暗いところで目を慣らし、星図と見比べながら、今夜そこにあるはずのものを探します。望遠鏡を向けて月のクレーターの影が日ごとに伸び縮みするのを見たり、土星の輪や木星の縞と衛星の並びを確かめたり。見えた瞬間そのものより、自分の手で導入できたときの手応えが大きい趣味です。冬は寒さとの我慢比べにもなります。
始めるのに要るもの
いきなり望遠鏡を買う必要はありません。最初の一台は倍率七倍から十倍の双眼鏡で、1万円前後から手に入り、月のクレーターと木星の衛星、すばるの粒までは十分に見えます。入門用の望遠鏡は3万〜5万円程度、架台のしっかりしたものは10万円を超えます。星図アプリは無料のもので足ります。
最初の一歩
今週末は、月が細い夜を選び、双眼鏡を持って近所の公園か河川敷へ出てみてください。街灯を背にして十分ほどじっと待つと目が暗さに慣れ、見える星の数が変わります。まずは月と、いま出ている明るい惑星をひとつ導入するだけで十分です。満月に近い夜は月明かりで暗い星が見えにくくなるので、行く日付は月齢で決めます。
続けるとどうなるか
続けると、季節ごとにどの星座がいつ南に来るかが体に入り、月齢と天気予報を見て今夜は行けると判断できるようになります。そこから先は、より暗い空を求めて標高の高い場所へ通うか、カメラを載せて撮影に進むかの二択で、後者は赤道儀と画像処理の世界に入ります。キャンプや写真と組み合わせる人が多い趣味です。
向き不向き・注意
夜間の屋外は寒さが本番で、冬は日中の予報より体感がはるかに低く、防寒を軽く見ると三十分でやめたくなります。暗い場所は足元も危ないうえ、私有地への進入や路上駐車は通報の元です。人家の近くで長時間じっとしているのも避けてください。天気に完全に左右され、予定した日に一度も晴れない月もあります。機材は架台と光学系に手を出すと十万円単位で伸び、道具沼にはまる典型でもあります。
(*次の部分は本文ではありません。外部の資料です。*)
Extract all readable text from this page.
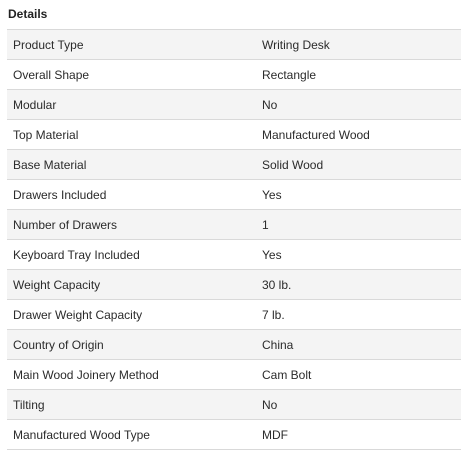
Details
Product Type	Writing Desk
Overall Shape	Rectangle
Modular	No
Top Material	Manufactured Wood
Base Material	Solid Wood
Drawers Included	Yes
Number of Drawers	1
Keyboard Tray Included	Yes
Weight Capacity	30 lb.
Drawer Weight Capacity	7 lb.
Country of Origin	China
Main Wood Joinery Method	Cam Bolt
Tilting	No
Manufactured Wood Type	MDF
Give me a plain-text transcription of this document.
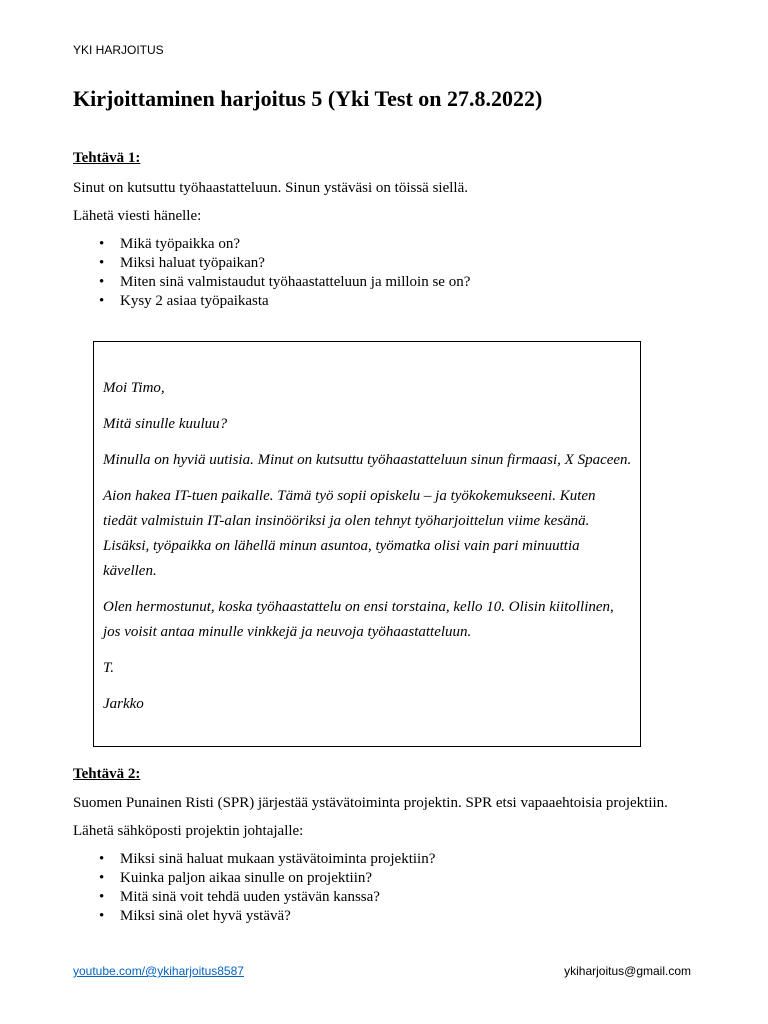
YKI HARJOITUS
Kirjoittaminen harjoitus 5 (Yki Test on 27.8.2022)
Tehtävä 1:
Sinut on kutsuttu työhaastatteluun. Sinun ystäväsi on töissä siellä.
Lähetä viesti hänelle:
• Mikä työpaikka on?
• Miksi haluat työpaikan?
• Miten sinä valmistaudut työhaastatteluun ja milloin se on?
• Kysy 2 asiaa työpaikasta

Moi Timo,

Mitä sinulle kuuluu?

Minulla on hyviä uutisia. Minut on kutsuttu työhaastatteluun sinun firmaasi, X Spaceen.

Aion hakea IT-tuen paikalle. Tämä työ sopii opiskelu – ja työkokemukseeni. Kuten tiedät valmistuin IT-alan insinööriksi ja olen tehnyt työharjoittelun viime kesänä. Lisäksi, työpaikka on lähellä minun asuntoa, työmatka olisi vain pari minuuttia kävellen.

Olen hermostunut, koska työhaastattelu on ensi torstaina, kello 10. Olisin kiitollinen, jos voisit antaa minulle vinkkejä ja neuvoja työhaastatteluun.

T.

Jarkko

Tehtävä 2:
Suomen Punainen Risti (SPR) järjestää ystävätoiminta projektin. SPR etsi vapaaehtoisia projektiin.
Lähetä sähköposti projektin johtajalle:
• Miksi sinä haluat mukaan ystävätoiminta projektiin?
• Kuinka paljon aikaa sinulle on projektiin?
• Mitä sinä voit tehdä uuden ystävän kanssa?
• Miksi sinä olet hyvä ystävä?
youtube.com/@ykiharjoitus8587	ykiharjoitus@gmail.com
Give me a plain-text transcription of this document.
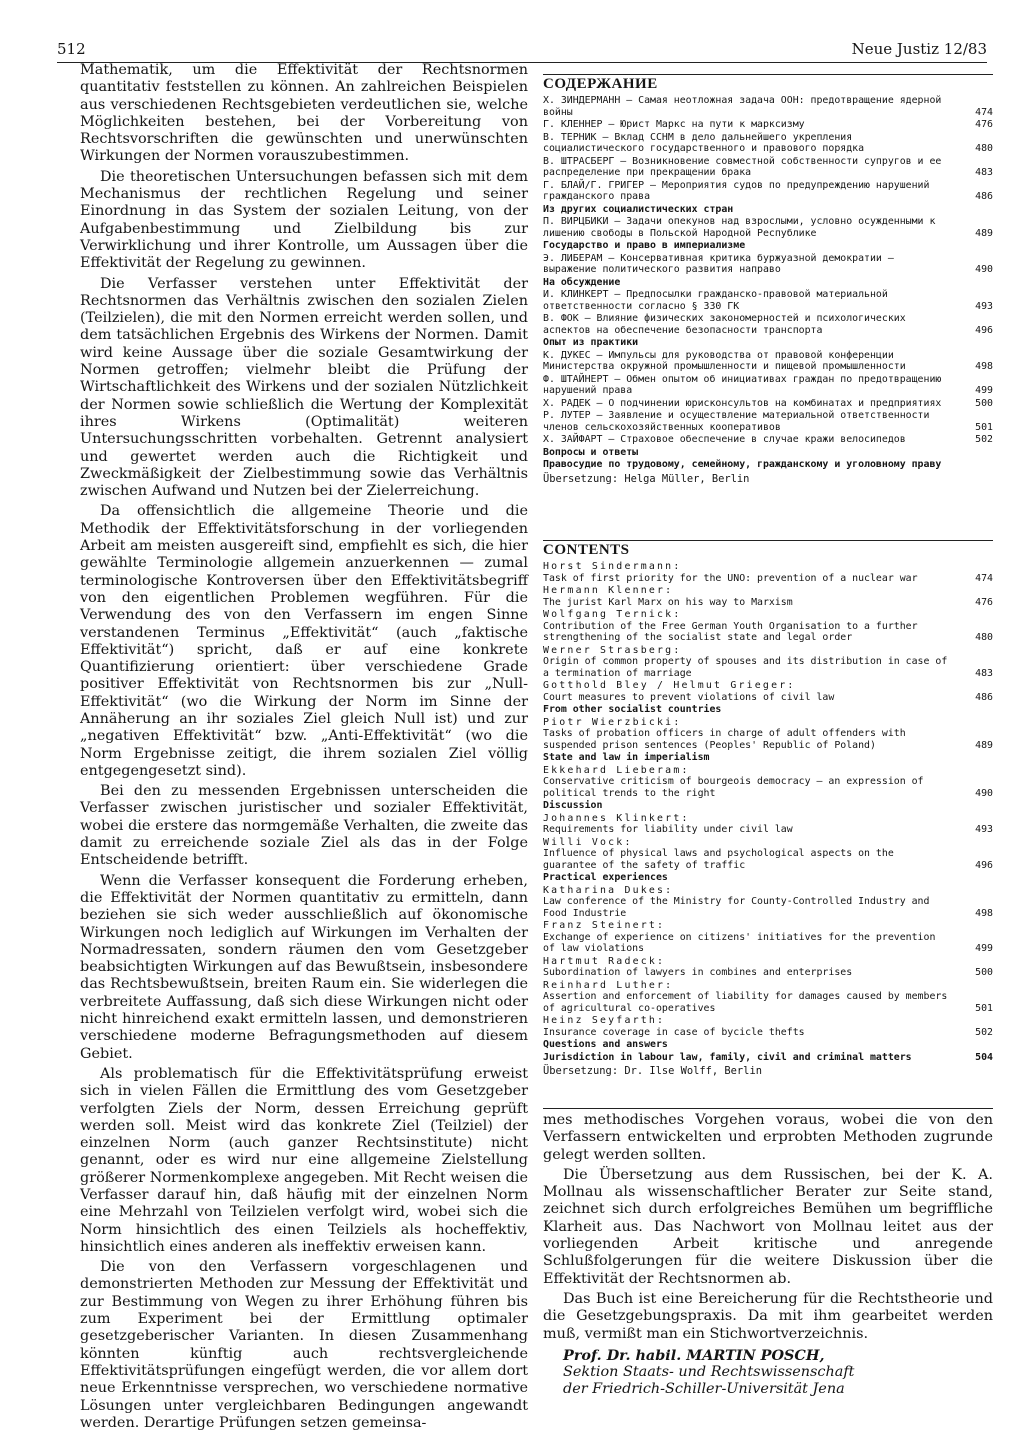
512	Neue Justiz 12/83

Mathematik, um die Effektivität der Rechtsnormen quantitativ feststellen zu können. An zahlreichen Beispielen aus verschiedenen Rechtsgebieten verdeutlichen sie, welche Möglichkeiten bestehen, bei der Vorbereitung von Rechtsvorschriften die gewünschten und unerwünschten Wirkungen der Normen vorauszubestimmen.

Die theoretischen Untersuchungen befassen sich mit dem Mechanismus der rechtlichen Regelung und seiner Einordnung in das System der sozialen Leitung, von der Aufgabenbestimmung und Zielbildung bis zur Verwirklichung und ihrer Kontrolle, um Aussagen über die Effektivität der Regelung zu gewinnen.

Die Verfasser verstehen unter Effektivität der Rechtsnormen das Verhältnis zwischen den sozialen Zielen (Teilzielen), die mit den Normen erreicht werden sollen, und dem tatsächlichen Ergebnis des Wirkens der Normen. Damit wird keine Aussage über die soziale Gesamtwirkung der Normen getroffen; vielmehr bleibt die Prüfung der Wirtschaftlichkeit des Wirkens und der sozialen Nützlichkeit der Normen sowie schließlich die Wertung der Komplexität ihres Wirkens (Optimalität) weiteren Untersuchungsschritten vorbehalten. Getrennt analysiert und gewertet werden auch die Richtigkeit und Zweckmäßigkeit der Zielbestimmung sowie das Verhältnis zwischen Aufwand und Nutzen bei der Zielerreichung.

Da offensichtlich die allgemeine Theorie und die Methodik der Effektivitätsforschung in der vorliegenden Arbeit am meisten ausgereift sind, empfiehlt es sich, die hier gewählte Terminologie allgemein anzuerkennen — zumal terminologische Kontroversen über den Effektivitätsbegriff von den eigentlichen Problemen wegführen. Für die Verwendung des von den Verfassern im engen Sinne verstandenen Terminus „Effektivität“ (auch „faktische Effektivität“) spricht, daß er auf eine konkrete Quantifizierung orientiert: über verschiedene Grade positiver Effektivität von Rechtsnormen bis zur „Null-Effektivität“ (wo die Wirkung der Norm im Sinne der Annäherung an ihr soziales Ziel gleich Null ist) und zur „negativen Effektivität“ bzw. „Anti-Effektivität“ (wo die Norm Ergebnisse zeitigt, die ihrem sozialen Ziel völlig entgegengesetzt sind).

Bei den zu messenden Ergebnissen unterscheiden die Verfasser zwischen juristischer und sozialer Effektivität, wobei die erstere das normgemäße Verhalten, die zweite das damit zu erreichende soziale Ziel als das in der Folge Entscheidende betrifft.

Wenn die Verfasser konsequent die Forderung erheben, die Effektivität der Normen quantitativ zu ermitteln, dann beziehen sie sich weder ausschließlich auf ökonomische Wirkungen noch lediglich auf Wirkungen im Verhalten der Normadressaten, sondern räumen den vom Gesetzgeber beabsichtigten Wirkungen auf das Bewußtsein, insbesondere das Rechtsbewußtsein, breiten Raum ein. Sie widerlegen die verbreitete Auffassung, daß sich diese Wirkungen nicht oder nicht hinreichend exakt ermitteln lassen, und demonstrieren verschiedene moderne Befragungsmethoden auf diesem Gebiet.

Als problematisch für die Effektivitätsprüfung erweist sich in vielen Fällen die Ermittlung des vom Gesetzgeber verfolgten Ziels der Norm, dessen Erreichung geprüft werden soll. Meist wird das konkrete Ziel (Teilziel) der einzelnen Norm (auch ganzer Rechtsinstitute) nicht genannt, oder es wird nur eine allgemeine Zielstellung größerer Normenkomplexe angegeben. Mit Recht weisen die Verfasser darauf hin, daß häufig mit der einzelnen Norm eine Mehrzahl von Teilzielen verfolgt wird, wobei sich die Norm hinsichtlich des einen Teilziels als hocheffektiv, hinsichtlich eines anderen als ineffektiv erweisen kann.

Die von den Verfassern vorgeschlagenen und demonstrierten Methoden zur Messung der Effektivität und zur Bestimmung von Wegen zu ihrer Erhöhung führen bis zum Experiment bei der Ermittlung optimaler gesetzgeberischer Varianten. In diesen Zusammenhang könnten künftig auch rechtsvergleichende Effektivitätsprüfungen eingefügt werden, die vor allem dort neue Erkenntnisse versprechen, wo verschiedene normative Lösungen unter vergleichbaren Bedingungen angewandt werden. Derartige Prüfungen setzen gemeinsa-

СОДЕРЖАНИЕ
Х. ЗИНДЕРМАНН — Самая неотложная задача ООН: предотвращение ядерной войны	474
Г. КЛЕННЕР — Юрист Маркс на пути к марксизму	476
В. ТЕРНИК — Вклад ССНМ в дело дальнейшего укрепления социалистического государственного и правового порядка	480
В. ШТРАСБЕРГ — Возникновение совместной собственности супругов и ее распределение при прекращении брака	483
Г. БЛАЙ/Г. ГРИГЕР — Мероприятия судов по предупреждению нарушений гражданского права	486
Из других социалистических стран
П. ВИРЦБИКИ — Задачи опекунов над взрослыми, условно осужденными к лишению свободы в Польской Народной Республике	489
Государство и право в империализме
Э. ЛИБЕРАМ — Консервативная критика буржуазной демократии — выражение политического развития направо	490
На обсуждение
И. КЛИНКЕРТ — Предпосылки гражданско-правовой материальной ответственности согласно § 330 ГК	493
В. ФОК — Влияние физических закономерностей и психологических аспектов на обеспечение безопасности транспорта	496
Опыт из практики
К. ДУКЕС — Импульсы для руководства от правовой конференции Министерства окружной промышленности и пищевой промышленности	498
Ф. ШТАЙНЕРТ — Обмен опытом об инициативах граждан по предотвращению нарушений права	499
Х. РАДЕК — О подчинении юрисконсультов на комбинатах и предприятиях	500
Р. ЛУТЕР — Заявление и осуществление материальной ответственности членов сельскохозяйственных кооперативов	501
Х. ЗАЙФАРТ — Страховое обеспечение в случае кражи велосипедов	502
Вопросы и ответы
Правосудие по трудовому, семейному, гражданскому и уголовному праву
Übersetzung: Helga Müller, Berlin
CONTENTS
Horst Sindermann:
Task of first priority for the UNO: prevention of a nuclear war	474
Hermann Klenner:
The jurist Karl Marx on his way to Marxism	476
Wolfgang Ternick:
Contribution of the Free German Youth Organisation to a further strengthening of the socialist state and legal order	480
Werner Strasberg:
Origin of common property of spouses and its distribution in case of a termination of marriage	483
Gotthold Bley / Helmut Grieger:
Court measures to prevent violations of civil law	486
From other socialist countries
Piotr Wierzbicki:
Tasks of probation officers in charge of adult offenders with suspended prison sentences (Peoples' Republic of Poland)	489
State and law in imperialism
Ekkehard Lieberam:
Conservative criticism of bourgeois democracy — an expression of political trends to the right	490
Discussion
Johannes Klinkert:
Requirements for liability under civil law	493
Willi Vock:
Influence of physical laws and psychological aspects on the guarantee of the safety of traffic	496
Practical experiences
Katharina Dukes:
Law conference of the Ministry for County-Controlled Industry and Food Industrie	498
Franz Steinert:
Exchange of experience on citizens' initiatives for the prevention of law violations	499
Hartmut Radeck:
Subordination of lawyers in combines and enterprises	500
Reinhard Luther:
Assertion and enforcement of liability for damages caused by members of agricultural co-operatives	501
Heinz Seyfarth:
Insurance coverage in case of bycicle thefts	502
Questions and answers
Jurisdiction in labour law, family, civil and criminal matters	504
Übersetzung: Dr. Ilse Wolff, Berlin

mes methodisches Vorgehen voraus, wobei die von den Verfassern entwickelten und erprobten Methoden zugrunde gelegt werden sollten.

Die Übersetzung aus dem Russischen, bei der K. A. Mollnau als wissenschaftlicher Berater zur Seite stand, zeichnet sich durch erfolgreiches Bemühen um begriffliche Klarheit aus. Das Nachwort von Mollnau leitet aus der vorliegenden Arbeit kritische und anregende Schlußfolgerungen für die weitere Diskussion über die Effektivität der Rechtsnormen ab.

Das Buch ist eine Bereicherung für die Rechtstheorie und die Gesetzgebungspraxis. Da mit ihm gearbeitet werden muß, vermißt man ein Stichwortverzeichnis.

Prof. Dr. habil. MARTIN POSCH,
Sektion Staats- und Rechtswissenschaft
der Friedrich-Schiller-Universität Jena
解説動画: 低倍率の星空双眼鏡が星を増やす仕組みと使い勝手/星空ガイドが語る宇宙の話
概要: 出かけた先で思いがけずよい星空に出会った時のために、小型で持ち運べる低倍率の双眼鏡を紹介する。裸眼より多くの星が見える理由を星の数で説明したうえで、実機を開封して作りや調整部分を確かめ、ストラップの正しい付け方、そして実際に夜空を見た感想までを話す。
見える星が増える仕組み: 星は距離に関係なく明るさだけで見えるかどうかが決まると説明する。裸眼で見えるのは条件がよくておよそ3000個。全天の星数は1等星が21個、3等星まで278個、5等星まで2988個で、6等星まで届けば倍以上、7等星までなら8倍以上の2万4千個台に増える。天体望遠鏡ならさらに暗い星まで見えるが、視野が狭くて一度に見える星が少なく、すぐ用意できないという弱点があるとしている。
機材の特徴: 取り上げているのは倍率2倍・実視野36度・重さ384gの星空双眼鏡。以前使っていた口径40mm・倍率2.3倍の機種と比べ、同じ明るさのまま3割近く広く見渡せるという。口径が54mmになったことで各種フィルターを直接取り付けられるようになった。眼幅は58mmから78mmまで調整でき、レンズに色が付いていないので星の色をそのまま見られる。視度調整は左右独立で、やや固く移動中にピントがずれない。
注意点: ストラップは付け方を間違えると首にかけている時に抜けて落ち、本体を壊すので、向きが重要だと強調している。接眼側が体から離れ、対物側が体に近くなる向きが正しい。取り付けは、プラスチック部品に通っている内側の帯だけを抜き、大きいレンズ側から小さいレンズ側へ本体の取り付け部に通し、元通りに部品へ戻す。通した先端は少し余裕を残しておく。
使ってみて: 昼間は倍率が2倍なので裸眼とほとんど変わらず、明るさが増した実感もない。晴れた夜に持ち出すと、明るい星の周りにそれまで見えていなかった星が次々に現れたという。前情報なしで覗いた同行者も、裸眼との差に驚いていたと話す。車に常備しておけば偶然の星空にもすぐ対応できる手軽さが、天体望遠鏡にない魅力だとまとめている。